Netlix’s TV division has always had more success with drama and genre projects than comedies, and with Dead to Me and Grace and Frankie both concluding in 2022, there was a hole in the lineup that even Tim Robinson couldn’t fill. Fortunately, the rest of this year seems promising, with several intriguing new projects and the return of a few beloved series.

The cult music industry comedy Girls5eva will have its first season on Netflix following its move from Peacock. Starring Sara Bareilles, Renée Elise Goldsberry, Paula Pell, and Busy Philipps, the show is one of the most consistently gut-busting programs on TV, and it’ll hopefully find the wider audience it deserves. Mo Amer’s timely, autobiographical show Mo is back for a second and final season, following its title character’s life as a Palestinian refugee in Texas.

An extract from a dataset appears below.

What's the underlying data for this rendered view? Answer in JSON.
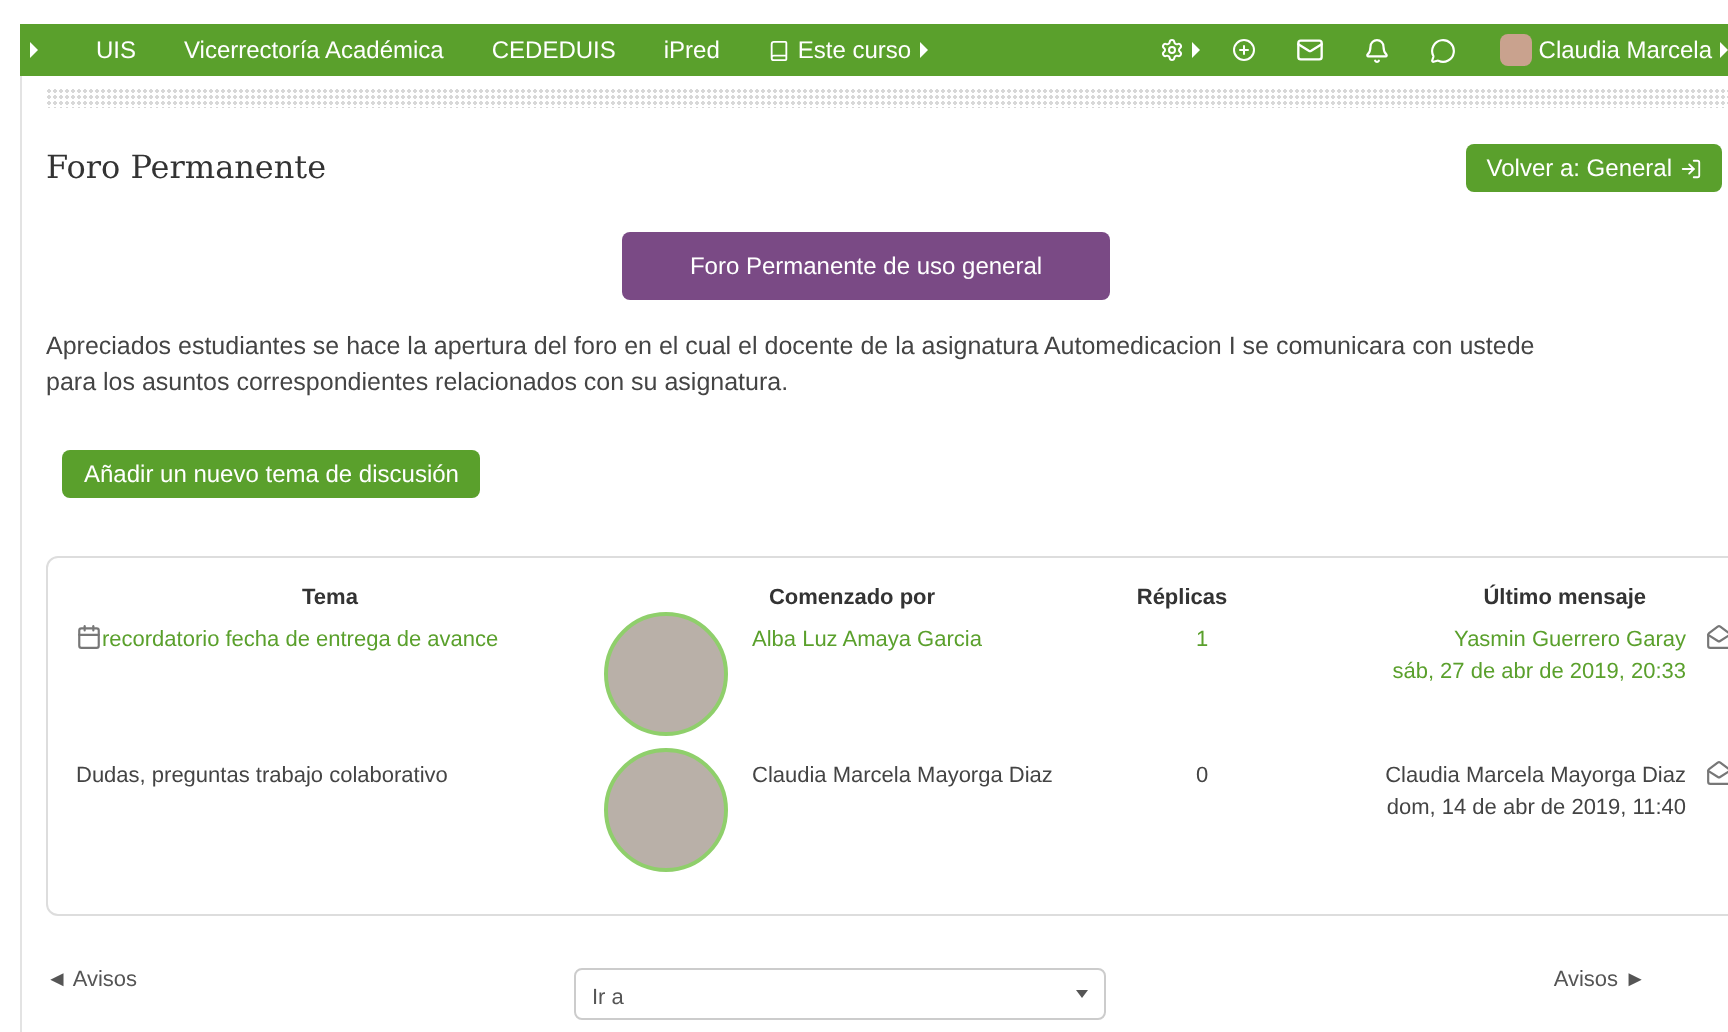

Netflix is further diving into the Liz Feldman business: The Dead to Me creator brings together sitcom vets Ray Romano and Lisa Kudrow for No Good Deed, a show about middle-aged financial insecurity that Feldman told Variety was “inspired by my many late nights during the early pandemic maniacally searching Zillow listings for a way out of my house.” The eagerly anticipated reunion of Mike Schur and Ted Danson is also due for release this year, with Danson’s character as a mole hired by a private investigator to investigate a nursing home, based on the Oscar-nominated Chilean documentary The Mole Agent. Kristen Bell and Adam Brody are an inspired pairing in Erin Foster’s presently untitled comedy about religion.

Rapper and deadpan humor master Vince Staples is throwing his hat into the semi-autobiographical TV comedy ring with The Vince Staples Show. If the Vince-on-the-street promo video and Staples’ supporting turn on Abbott Elementary are any indication, the show should be one of the funniest new projects of 2024.